The two principal methods for determining allowance are historical method and baseline method. The former is to allocate allowance based on the enterprise’s historical carbon emission level as well as its early contribution in emission reduction; the latter is to allocate allowance based on the energy efficiency and the total production of the enterprises. Generally, the allowances for enterprises in energy-intensive industries (such as electricity, cement and steel) are allocated according to the baseline method, and these for enterprises engaging in other industries and commercial buildings are allocated largely according to their historical emission levels. But, understandably, each Pilot Region has its particular economic, social or environmental concern in the setting of its emission limitation, as reflected in its distribution method.

2.2 Reserve Allowances

There are two types of reserve allowances for different purposes: new entry reserve and government reserve. The new entry reserve is kept to meet the needs of the Pilot Enterprises’ newly increased capacity and new emitters, and is distributed free of charge; the government reserve, making up only a small proportion of the total amount, is prepared for stabilizing prices and may be sold by auction or at a fixed price.

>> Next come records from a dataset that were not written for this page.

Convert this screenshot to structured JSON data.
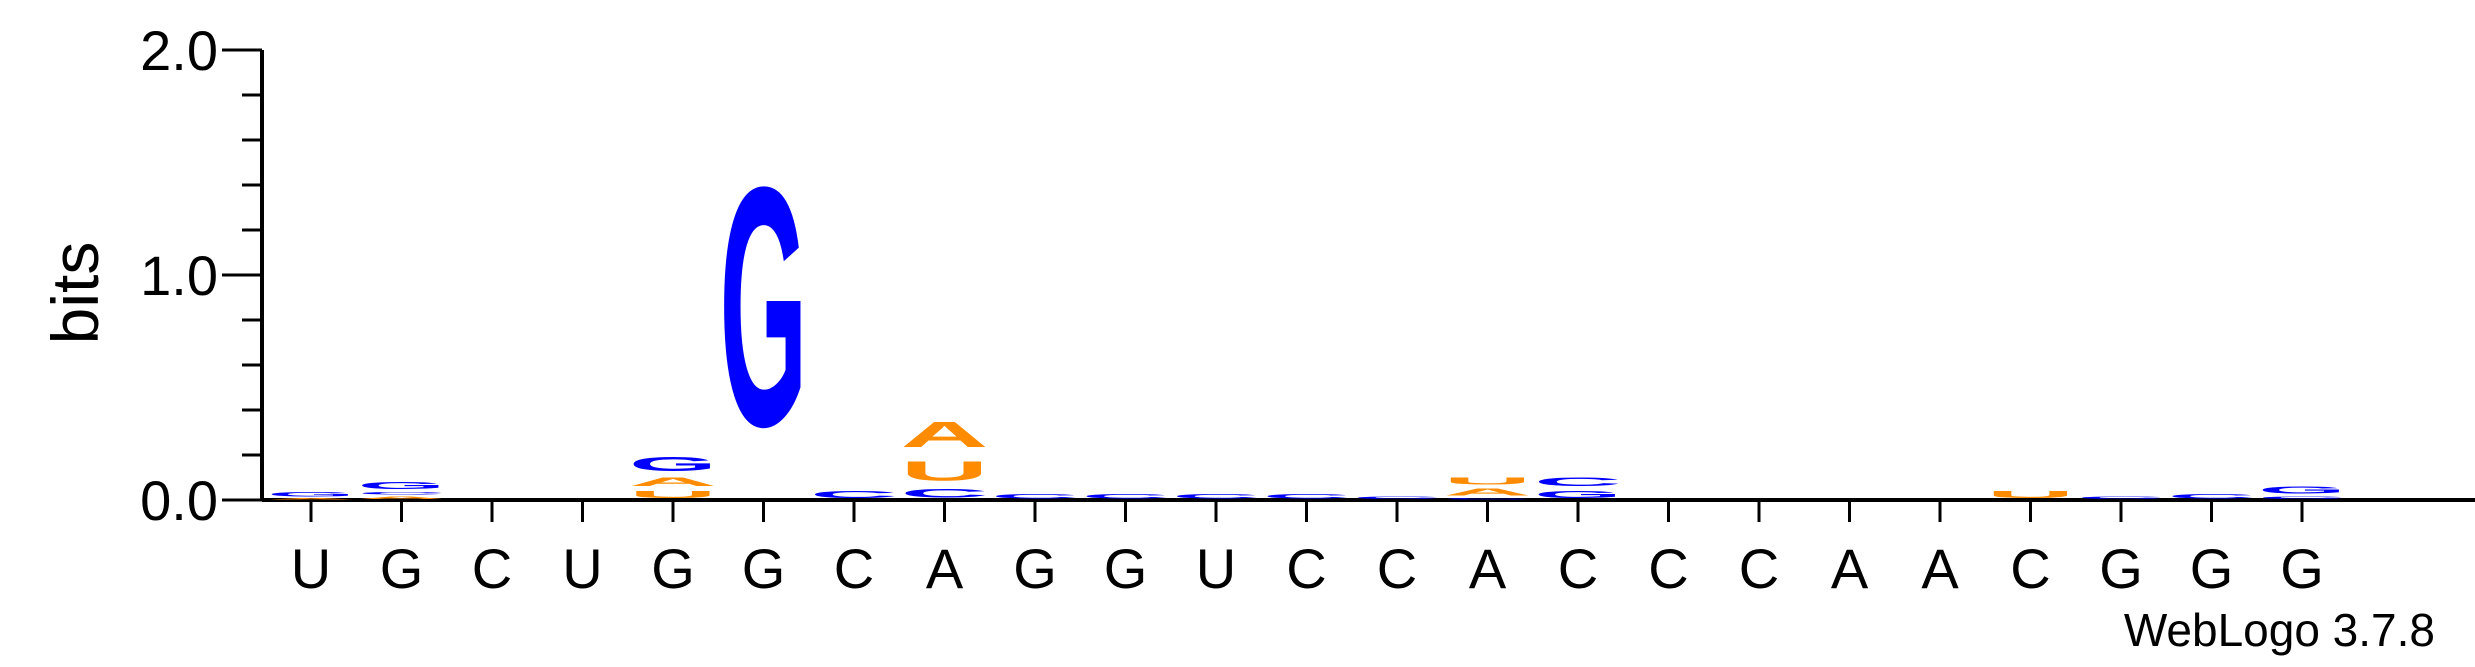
{
  "chart_data": {
    "type": "sequence-logo",
    "ylabel": "bits",
    "ylim": [
      0,
      2
    ],
    "yticks": [
      "0.0",
      "1.0",
      "2.0"
    ],
    "positions": [
      "U",
      "G",
      "C",
      "U",
      "G",
      "G",
      "C",
      "A",
      "G",
      "G",
      "U",
      "C",
      "C",
      "A",
      "C",
      "C",
      "C",
      "A",
      "A",
      "C",
      "G",
      "G",
      "G"
    ],
    "colors": {
      "A": "#ff8c00",
      "U": "#ff8c00",
      "G": "#0000ff",
      "C": "#0000ff"
    },
    "stacks": [
      [
        {
          "letter": "A",
          "bits": 0.01
        },
        {
          "letter": "G",
          "bits": 0.03
        }
      ],
      [
        {
          "letter": "A",
          "bits": 0.02
        },
        {
          "letter": "C",
          "bits": 0.02
        },
        {
          "letter": "G",
          "bits": 0.05
        }
      ],
      [],
      [],
      [
        {
          "letter": "U",
          "bits": 0.05
        },
        {
          "letter": "A",
          "bits": 0.06
        },
        {
          "letter": "G",
          "bits": 0.1
        }
      ],
      [
        {
          "letter": "G",
          "bits": 1.7
        }
      ],
      [
        {
          "letter": "C",
          "bits": 0.05
        }
      ],
      [
        {
          "letter": "C",
          "bits": 0.06
        },
        {
          "letter": "U",
          "bits": 0.14
        },
        {
          "letter": "A",
          "bits": 0.18
        }
      ],
      [
        {
          "letter": "C",
          "bits": 0.03
        }
      ],
      [
        {
          "letter": "C",
          "bits": 0.03
        }
      ],
      [
        {
          "letter": "C",
          "bits": 0.03
        }
      ],
      [
        {
          "letter": "C",
          "bits": 0.03
        }
      ],
      [
        {
          "letter": "C",
          "bits": 0.02
        }
      ],
      [
        {
          "letter": "C",
          "bits": 0.01
        },
        {
          "letter": "A",
          "bits": 0.05
        },
        {
          "letter": "U",
          "bits": 0.05
        }
      ],
      [
        {
          "letter": "G",
          "bits": 0.05
        },
        {
          "letter": "C",
          "bits": 0.06
        }
      ],
      [],
      [],
      [],
      [],
      [
        {
          "letter": "U",
          "bits": 0.05
        }
      ],
      [
        {
          "letter": "C",
          "bits": 0.02
        }
      ],
      [
        {
          "letter": "C",
          "bits": 0.03
        }
      ],
      [
        {
          "letter": "C",
          "bits": 0.02
        },
        {
          "letter": "G",
          "bits": 0.05
        }
      ]
    ],
    "credit": "WebLogo 3.7.8"
  }
}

3. MRV, Surrender and Trading

All mandatory participants are required to implement a monitoring system, report their annul emissions and have the report verified by an accredited verifier within given periods.

For compliance with local rules, a mandatory participant shall surrender sufficient amount of allowances, equivalent to the volume of its actual carbon emissions of the compliance year. The penalty for non-compliance varies from region to region.

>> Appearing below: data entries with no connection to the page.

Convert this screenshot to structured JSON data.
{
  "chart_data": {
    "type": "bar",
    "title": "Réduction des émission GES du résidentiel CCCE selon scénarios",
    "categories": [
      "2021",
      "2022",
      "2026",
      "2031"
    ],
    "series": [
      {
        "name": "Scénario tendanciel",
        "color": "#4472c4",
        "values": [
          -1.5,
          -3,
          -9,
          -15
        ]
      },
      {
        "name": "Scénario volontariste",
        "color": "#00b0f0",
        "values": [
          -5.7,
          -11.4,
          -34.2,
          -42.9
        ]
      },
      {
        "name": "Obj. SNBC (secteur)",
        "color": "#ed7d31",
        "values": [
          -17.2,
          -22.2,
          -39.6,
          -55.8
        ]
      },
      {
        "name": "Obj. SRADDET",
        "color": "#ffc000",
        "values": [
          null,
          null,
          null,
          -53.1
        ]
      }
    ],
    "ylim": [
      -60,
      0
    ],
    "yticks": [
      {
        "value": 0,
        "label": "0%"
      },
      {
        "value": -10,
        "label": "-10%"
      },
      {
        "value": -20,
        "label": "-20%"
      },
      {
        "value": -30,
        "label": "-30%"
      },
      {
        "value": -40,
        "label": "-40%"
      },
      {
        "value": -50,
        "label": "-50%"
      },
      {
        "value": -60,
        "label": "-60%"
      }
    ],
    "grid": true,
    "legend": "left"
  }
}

A Pilot Enterprise is not allowed to “borrow” the allowances of the next year for the compliance, but may reserve the surplus allowances of a given year to subsequent years. Allowances can be traded in the carbon exchanges, though in some Pilot Regions restrictions are set (for example, in Chongqing, sale of allowances in a year shall not exceed 50% of the total amount of the annual allowances). Enterprises whose allowances are insufficient for compliance may purchase allowances on the carbon exchanges.

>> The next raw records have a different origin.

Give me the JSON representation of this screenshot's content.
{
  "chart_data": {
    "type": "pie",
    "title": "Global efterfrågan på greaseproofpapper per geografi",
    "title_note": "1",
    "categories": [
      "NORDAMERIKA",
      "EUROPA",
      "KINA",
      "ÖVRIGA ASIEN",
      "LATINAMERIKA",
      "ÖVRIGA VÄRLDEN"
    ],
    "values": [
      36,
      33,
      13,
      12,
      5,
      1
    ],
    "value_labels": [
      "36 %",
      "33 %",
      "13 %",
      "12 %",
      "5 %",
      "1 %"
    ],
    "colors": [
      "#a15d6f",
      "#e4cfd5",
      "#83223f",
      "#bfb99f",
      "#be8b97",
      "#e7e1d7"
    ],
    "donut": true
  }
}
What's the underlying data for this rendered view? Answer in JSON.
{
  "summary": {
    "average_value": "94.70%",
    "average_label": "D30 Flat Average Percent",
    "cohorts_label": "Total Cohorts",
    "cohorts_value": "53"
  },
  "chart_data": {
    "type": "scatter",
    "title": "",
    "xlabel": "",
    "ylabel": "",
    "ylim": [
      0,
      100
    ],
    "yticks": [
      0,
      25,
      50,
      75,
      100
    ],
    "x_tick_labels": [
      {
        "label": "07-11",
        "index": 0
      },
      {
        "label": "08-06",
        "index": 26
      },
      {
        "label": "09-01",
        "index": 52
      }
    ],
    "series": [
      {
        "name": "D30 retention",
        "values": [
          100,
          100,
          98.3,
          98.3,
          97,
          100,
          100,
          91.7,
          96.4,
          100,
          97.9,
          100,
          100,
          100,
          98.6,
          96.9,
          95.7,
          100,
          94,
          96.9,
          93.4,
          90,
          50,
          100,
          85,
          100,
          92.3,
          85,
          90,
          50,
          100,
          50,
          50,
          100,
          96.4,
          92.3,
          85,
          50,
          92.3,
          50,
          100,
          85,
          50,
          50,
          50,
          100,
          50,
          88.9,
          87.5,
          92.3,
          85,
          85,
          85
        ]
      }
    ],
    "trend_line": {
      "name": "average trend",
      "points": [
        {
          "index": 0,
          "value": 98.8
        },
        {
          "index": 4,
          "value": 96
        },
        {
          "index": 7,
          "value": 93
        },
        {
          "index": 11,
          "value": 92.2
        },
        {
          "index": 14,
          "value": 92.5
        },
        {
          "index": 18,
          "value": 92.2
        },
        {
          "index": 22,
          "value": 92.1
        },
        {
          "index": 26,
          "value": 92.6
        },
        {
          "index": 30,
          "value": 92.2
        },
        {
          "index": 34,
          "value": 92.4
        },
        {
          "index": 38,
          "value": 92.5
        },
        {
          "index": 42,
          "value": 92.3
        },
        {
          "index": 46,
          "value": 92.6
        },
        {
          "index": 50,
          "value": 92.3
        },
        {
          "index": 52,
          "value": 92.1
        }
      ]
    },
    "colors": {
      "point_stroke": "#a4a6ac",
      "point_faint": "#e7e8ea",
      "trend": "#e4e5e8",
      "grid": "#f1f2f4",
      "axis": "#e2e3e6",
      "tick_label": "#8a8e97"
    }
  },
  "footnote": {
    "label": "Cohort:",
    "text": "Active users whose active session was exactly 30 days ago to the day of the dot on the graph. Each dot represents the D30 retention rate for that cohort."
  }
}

The carbon emission allowances shall be traded on the designated carbon exchanges, referring to CBEEX (Beijing), SEEE (Shanghai), CEEX (Shenzhen), GZEEX (Guangdong), TCX (Tianjin), CHEEX (Hubei) and CCER (Chongqing). The credits eligible for trading are carbon emission allowances, CCER and other voluntary emission reductions and carbon credits certified or approved by relevant local authorities. Depending on the local rules, participants may trade carbon credits by listed trading, biding, auction, block trading, negotiated transfer and in other methods approved by the authorities. Trading price is fixed by negotiation between the parties; index/market price would be calculated every business day; and government may stabilize the price by throw-in or buy-back allowances when the price fluctuates sharply.

4. Operations in the First Year

Up to 25 July 2014, Beijing, Shanghai, Guangdong, Shenzhen, Tianjin, Hubei had completed the compliance audit for the first time. Results were announced in Shanghai, Guangdong, Shenzhen and Tianjin. In these four Pilot Regions, the average rate of compliance is 98.85%. Chongqing will complete its first compliance year on 20 May, 2015.

Carbon trading was still new to market players: in Beijing, the carbon trading in the period from 28 November 2013 to 25 July 2014 had only a cumulative volume of 2 million tons in quantity and RMB 98.63 million in value.

End Note

To be successful, the pilot ET Programs still need to establish a comprehensive, transparent, reasonably detailed and consistent regulatory framework, collect reliable emission data and statistics, build wide social recognition, and conduct extensive capacity building in the related industries.

The launch and operation of the Pilot ET Programs, and the systematical innovation in the Pilot Regions, however, have laid a solid foundation for the future development of China’s carbon market. Hopefully the second year of the Pilot Programs will present a more prosperous domestic carbon market in China.